The cheetah, Nirva, was caught at around 10 am in Dhoret range of the Kuno National Park (KNP), after which a health check-up was conducted on her, they said.
An intense search for the female feline was on for the last 22 days after her radio collar stopped functioning on July 21, a release issued by the Chief Wildlife Warden of the Madhya Pradesh forest department said.
More than 100 field staff, including officers, veterinarians and cheetah trackers were searching for the spotted cat day and night, it said.
Besides the team on ground, two drone teams, one dog squad and available elephants were deployed in the search operation. An area of 15-20 square kilometres was being searched, it said.
In addition to this, local villagers were informed about Nirva and any information received about the feline from villagers was being checked and verified immediately, the release said.
On August 12, information about the cheetah's location was received from the satellite.

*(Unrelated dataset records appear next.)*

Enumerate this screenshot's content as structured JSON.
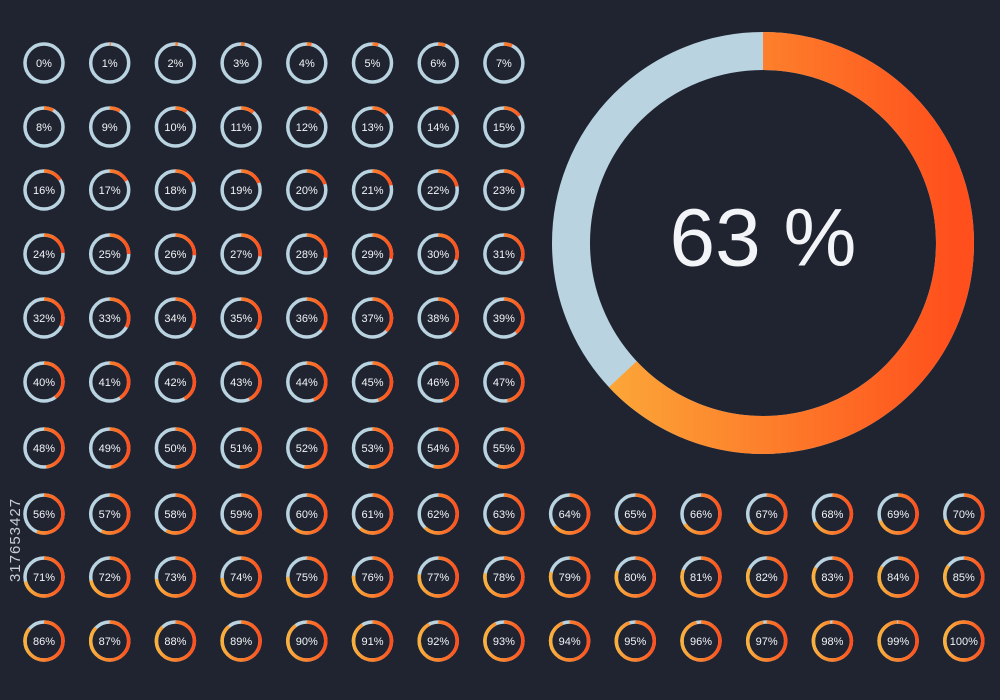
{
  "rings": [
    {
      "value": 0,
      "label": "0%"
    },
    {
      "value": 1,
      "label": "1%"
    },
    {
      "value": 2,
      "label": "2%"
    },
    {
      "value": 3,
      "label": "3%"
    },
    {
      "value": 4,
      "label": "4%"
    },
    {
      "value": 5,
      "label": "5%"
    },
    {
      "value": 6,
      "label": "6%"
    },
    {
      "value": 7,
      "label": "7%"
    },
    {
      "value": 8,
      "label": "8%"
    },
    {
      "value": 9,
      "label": "9%"
    },
    {
      "value": 10,
      "label": "10%"
    },
    {
      "value": 11,
      "label": "11%"
    },
    {
      "value": 12,
      "label": "12%"
    },
    {
      "value": 13,
      "label": "13%"
    },
    {
      "value": 14,
      "label": "14%"
    },
    {
      "value": 15,
      "label": "15%"
    },
    {
      "value": 16,
      "label": "16%"
    },
    {
      "value": 17,
      "label": "17%"
    },
    {
      "value": 18,
      "label": "18%"
    },
    {
      "value": 19,
      "label": "19%"
    },
    {
      "value": 20,
      "label": "20%"
    },
    {
      "value": 21,
      "label": "21%"
    },
    {
      "value": 22,
      "label": "22%"
    },
    {
      "value": 23,
      "label": "23%"
    },
    {
      "value": 24,
      "label": "24%"
    },
    {
      "value": 25,
      "label": "25%"
    },
    {
      "value": 26,
      "label": "26%"
    },
    {
      "value": 27,
      "label": "27%"
    },
    {
      "value": 28,
      "label": "28%"
    },
    {
      "value": 29,
      "label": "29%"
    },
    {
      "value": 30,
      "label": "30%"
    },
    {
      "value": 31,
      "label": "31%"
    },
    {
      "value": 32,
      "label": "32%"
    },
    {
      "value": 33,
      "label": "33%"
    },
    {
      "value": 34,
      "label": "34%"
    },
    {
      "value": 35,
      "label": "35%"
    },
    {
      "value": 36,
      "label": "36%"
    },
    {
      "value": 37,
      "label": "37%"
    },
    {
      "value": 38,
      "label": "38%"
    },
    {
      "value": 39,
      "label": "39%"
    },
    {
      "value": 40,
      "label": "40%"
    },
    {
      "value": 41,
      "label": "41%"
    },
    {
      "value": 42,
      "label": "42%"
    },
    {
      "value": 43,
      "label": "43%"
    },
    {
      "value": 44,
      "label": "44%"
    },
    {
      "value": 45,
      "label": "45%"
    },
    {
      "value": 46,
      "label": "46%"
    },
    {
      "value": 47,
      "label": "47%"
    },
    {
      "value": 48,
      "label": "48%"
    },
    {
      "value": 49,
      "label": "49%"
    },
    {
      "value": 50,
      "label": "50%"
    },
    {
      "value": 51,
      "label": "51%"
    },
    {
      "value": 52,
      "label": "52%"
    },
    {
      "value": 53,
      "label": "53%"
    },
    {
      "value": 54,
      "label": "54%"
    },
    {
      "value": 55,
      "label": "55%"
    },
    {
      "value": 56,
      "label": "56%"
    },
    {
      "value": 57,
      "label": "57%"
    },
    {
      "value": 58,
      "label": "58%"
    },
    {
      "value": 59,
      "label": "59%"
    },
    {
      "value": 60,
      "label": "60%"
    },
    {
      "value": 61,
      "label": "61%"
    },
    {
      "value": 62,
      "label": "62%"
    },
    {
      "value": 63,
      "label": "63%"
    },
    {
      "value": 64,
      "label": "64%"
    },
    {
      "value": 65,
      "label": "65%"
    },
    {
      "value": 66,
      "label": "66%"
    },
    {
      "value": 67,
      "label": "67%"
    },
    {
      "value": 68,
      "label": "68%"
    },
    {
      "value": 69,
      "label": "69%"
    },
    {
      "value": 70,
      "label": "70%"
    },
    {
      "value": 71,
      "label": "71%"
    },
    {
      "value": 72,
      "label": "72%"
    },
    {
      "value": 73,
      "label": "73%"
    },
    {
      "value": 74,
      "label": "74%"
    },
    {
      "value": 75,
      "label": "75%"
    },
    {
      "value": 76,
      "label": "76%"
    },
    {
      "value": 77,
      "label": "77%"
    },
    {
      "value": 78,
      "label": "78%"
    },
    {
      "value": 79,
      "label": "79%"
    },
    {
      "value": 80,
      "label": "80%"
    },
    {
      "value": 81,
      "label": "81%"
    },
    {
      "value": 82,
      "label": "82%"
    },
    {
      "value": 83,
      "label": "83%"
    },
    {
      "value": 84,
      "label": "84%"
    },
    {
      "value": 85,
      "label": "85%"
    },
    {
      "value": 86,
      "label": "86%"
    },
    {
      "value": 87,
      "label": "87%"
    },
    {
      "value": 88,
      "label": "88%"
    },
    {
      "value": 89,
      "label": "89%"
    },
    {
      "value": 90,
      "label": "90%"
    },
    {
      "value": 91,
      "label": "91%"
    },
    {
      "value": 92,
      "label": "92%"
    },
    {
      "value": 93,
      "label": "93%"
    },
    {
      "value": 94,
      "label": "94%"
    },
    {
      "value": 95,
      "label": "95%"
    },
    {
      "value": 96,
      "label": "96%"
    },
    {
      "value": 97,
      "label": "97%"
    },
    {
      "value": 98,
      "label": "98%"
    },
    {
      "value": 99,
      "label": "99%"
    },
    {
      "value": 100,
      "label": "100%"
    }
  ],
  "featured": {
    "value": 63,
    "label": "63 %"
  },
  "stock_id": "317653427"
}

It gave information about her location on August 11 evening, it stated.
"A search team was immediately sent to the spot and with the help of a drone team and dog squad, a team of veterinarians was able to finally trace Nirva in the evening, but could not capture her," it said.
Nirva looked healthy and was moving, it said, adding that a decision was taken to restart the operation on Sunday morning as it was getting dark. Drone teams were given the task of keeping track of Nirva's location throughout the night.
The search operation started again at 4 am on Sunday as per her location provided by drone teams. It took nearly six hours before Nirva could be captured, it said.
Nirva is healthy and has been kept inside a boma (enclosure) for a further health check-up, the release added.
All 15 cheetahs (seven males, seven females and one female cub) at the KNP are now kept in bomas. They are healthy and continuously being monitored on health parameters by Kuno's team of veterinarians, it said.
Under the Cheetah Reintroduction Project, eight Namibian cheetahs - five female and three male - were released into enclosures at the KNP on September 17 last year. In February, 12 more cheetahs arrived at KNP from South Africa.
In March this year, four cubs were born to a Namibian cheetah named Jwala, but three of them died in May.
Since March, six of the adult cheetahs have died due to various reasons, taking the total death count of felines, including three cubs, to nine.